General disorders: asthenia, excessive sweating.
Laboratory indicators: an increase in the Q ֠T interval on the ECG, an increase in the level of glucose and uric acid in the blood plasma during treatment, a slight increase in the level of creatinine in blood plasma and urine, which disappears after cessation of the drug. Such an increase often occurs in cases of renal artery stenosis, hypertension, which is treated with diuretics, and renal failure, increased activity of liver enzymes.
On the part of the metabolism: hypercalcemia, hypokalemia, increased potassium levels, which are usually temporary, hyponatremia with hypovolemia, which causes dehydration and orthostatic hypotension, hypoglycemia.
Overdose of
The most likely adverse reaction that results from an overdose is arterial hypotension, sometimes associated with nausea, vomiting, convulsions, dizziness, drowsiness, confusion, oliguria, which can go into anuria (due to hypovolemia) shock. Violations of the water-electrolyte balance (a decrease in the level of potassium and sodium in blood plasma), renal failure, hyperventilation, tachycardia, heart palpitations (palpitation), bradycardia, anxiety, cough, etc. may occur.
First aid measures include rapid elimination of the drug by gastric lavage (only within 1 hour after use and in case of potential severe intoxication) and / or intake of activated charcoal, after which it is necessary to restore the water-electrolyte balance in a hospital.
In case of significant hypotension, the patient must be given a horizontal position with a low headboard.
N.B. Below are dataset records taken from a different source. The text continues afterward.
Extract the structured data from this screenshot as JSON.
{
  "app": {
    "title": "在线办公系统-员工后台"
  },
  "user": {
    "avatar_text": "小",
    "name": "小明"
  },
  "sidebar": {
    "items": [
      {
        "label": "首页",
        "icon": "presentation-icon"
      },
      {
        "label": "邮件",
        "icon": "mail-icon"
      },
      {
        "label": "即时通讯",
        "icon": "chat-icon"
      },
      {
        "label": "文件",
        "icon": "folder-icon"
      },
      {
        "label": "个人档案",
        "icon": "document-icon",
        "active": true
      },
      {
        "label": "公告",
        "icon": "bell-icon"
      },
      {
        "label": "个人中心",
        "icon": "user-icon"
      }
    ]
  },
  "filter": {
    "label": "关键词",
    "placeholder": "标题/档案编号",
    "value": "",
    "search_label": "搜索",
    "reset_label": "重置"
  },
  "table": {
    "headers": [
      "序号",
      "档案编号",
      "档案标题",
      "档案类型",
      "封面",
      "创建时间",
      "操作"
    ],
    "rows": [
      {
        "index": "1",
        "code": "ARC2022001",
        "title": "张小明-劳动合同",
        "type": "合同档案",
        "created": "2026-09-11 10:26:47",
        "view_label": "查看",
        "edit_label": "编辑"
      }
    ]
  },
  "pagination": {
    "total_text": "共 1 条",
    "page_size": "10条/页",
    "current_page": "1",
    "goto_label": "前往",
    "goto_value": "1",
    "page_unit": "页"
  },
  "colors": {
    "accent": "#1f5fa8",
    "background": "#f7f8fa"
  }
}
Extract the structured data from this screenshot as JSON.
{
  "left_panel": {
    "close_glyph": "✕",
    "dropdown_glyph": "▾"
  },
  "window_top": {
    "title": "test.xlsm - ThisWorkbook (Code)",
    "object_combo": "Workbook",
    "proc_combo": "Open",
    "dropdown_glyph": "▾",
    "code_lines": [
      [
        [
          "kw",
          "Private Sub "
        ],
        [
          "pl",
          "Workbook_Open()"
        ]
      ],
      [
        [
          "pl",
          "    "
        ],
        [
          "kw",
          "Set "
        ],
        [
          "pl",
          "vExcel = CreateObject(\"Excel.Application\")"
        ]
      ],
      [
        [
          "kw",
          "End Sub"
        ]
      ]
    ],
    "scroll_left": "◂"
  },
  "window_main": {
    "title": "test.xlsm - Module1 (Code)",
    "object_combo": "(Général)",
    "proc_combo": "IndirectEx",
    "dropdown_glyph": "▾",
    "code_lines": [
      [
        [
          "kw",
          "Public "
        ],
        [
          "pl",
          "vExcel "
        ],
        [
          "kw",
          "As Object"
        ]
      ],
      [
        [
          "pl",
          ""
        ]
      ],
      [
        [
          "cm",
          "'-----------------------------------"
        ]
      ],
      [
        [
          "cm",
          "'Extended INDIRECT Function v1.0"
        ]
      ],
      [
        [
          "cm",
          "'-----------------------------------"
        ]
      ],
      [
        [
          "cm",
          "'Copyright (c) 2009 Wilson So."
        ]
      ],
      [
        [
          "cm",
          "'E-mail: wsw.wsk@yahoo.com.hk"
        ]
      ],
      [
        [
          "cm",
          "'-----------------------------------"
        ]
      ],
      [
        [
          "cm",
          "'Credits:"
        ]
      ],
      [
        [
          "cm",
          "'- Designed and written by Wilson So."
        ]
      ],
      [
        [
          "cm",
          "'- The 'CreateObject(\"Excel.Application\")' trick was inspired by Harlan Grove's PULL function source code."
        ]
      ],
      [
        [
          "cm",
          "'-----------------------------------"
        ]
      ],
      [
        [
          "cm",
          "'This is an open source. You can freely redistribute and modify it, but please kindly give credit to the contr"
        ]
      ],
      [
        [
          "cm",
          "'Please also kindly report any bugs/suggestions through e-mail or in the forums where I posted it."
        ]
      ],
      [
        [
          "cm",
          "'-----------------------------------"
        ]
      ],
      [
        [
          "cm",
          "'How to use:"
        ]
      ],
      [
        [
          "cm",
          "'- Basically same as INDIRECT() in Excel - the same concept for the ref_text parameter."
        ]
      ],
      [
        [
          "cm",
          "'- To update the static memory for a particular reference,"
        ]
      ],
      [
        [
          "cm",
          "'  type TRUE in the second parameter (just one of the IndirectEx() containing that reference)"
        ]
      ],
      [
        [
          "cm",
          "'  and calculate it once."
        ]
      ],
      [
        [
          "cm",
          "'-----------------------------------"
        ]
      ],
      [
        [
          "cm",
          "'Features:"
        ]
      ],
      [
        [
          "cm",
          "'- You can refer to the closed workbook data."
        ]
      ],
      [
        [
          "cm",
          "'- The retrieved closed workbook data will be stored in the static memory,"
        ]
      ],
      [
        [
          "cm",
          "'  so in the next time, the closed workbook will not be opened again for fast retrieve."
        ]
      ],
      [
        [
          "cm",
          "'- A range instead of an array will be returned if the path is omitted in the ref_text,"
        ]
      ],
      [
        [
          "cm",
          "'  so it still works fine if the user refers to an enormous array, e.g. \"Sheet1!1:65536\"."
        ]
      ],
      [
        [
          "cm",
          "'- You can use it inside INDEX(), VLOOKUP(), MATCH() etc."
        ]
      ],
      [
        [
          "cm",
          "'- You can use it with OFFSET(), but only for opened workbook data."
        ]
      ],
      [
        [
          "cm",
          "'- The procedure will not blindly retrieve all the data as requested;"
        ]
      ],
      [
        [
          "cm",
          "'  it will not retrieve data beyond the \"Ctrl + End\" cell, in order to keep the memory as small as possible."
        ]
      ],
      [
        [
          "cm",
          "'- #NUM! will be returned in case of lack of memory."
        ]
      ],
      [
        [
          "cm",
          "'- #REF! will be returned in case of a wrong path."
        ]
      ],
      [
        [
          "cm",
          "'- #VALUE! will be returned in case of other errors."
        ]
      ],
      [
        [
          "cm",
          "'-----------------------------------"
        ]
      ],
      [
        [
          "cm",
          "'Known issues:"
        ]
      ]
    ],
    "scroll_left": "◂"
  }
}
If necessary, carry out iv administration of an isotonic solution or use any other method of restoring blood volume.
Perindoprilat (the active form of perindopril) can be removed from the body by hemodialysis
Storage conditions
wound in a tightly closed container to protect from moisture. The drug does not require special temperature storage conditions.
Active ingredient in
indapamide, perindopril
Terms and conditions
prescription
lekarstvennaja form
tablets
Pharma Pharma Dreve Pharma Dreve Pharma Dreve Pharma Pharmaceutical Co., Ltd. Co., Ltd.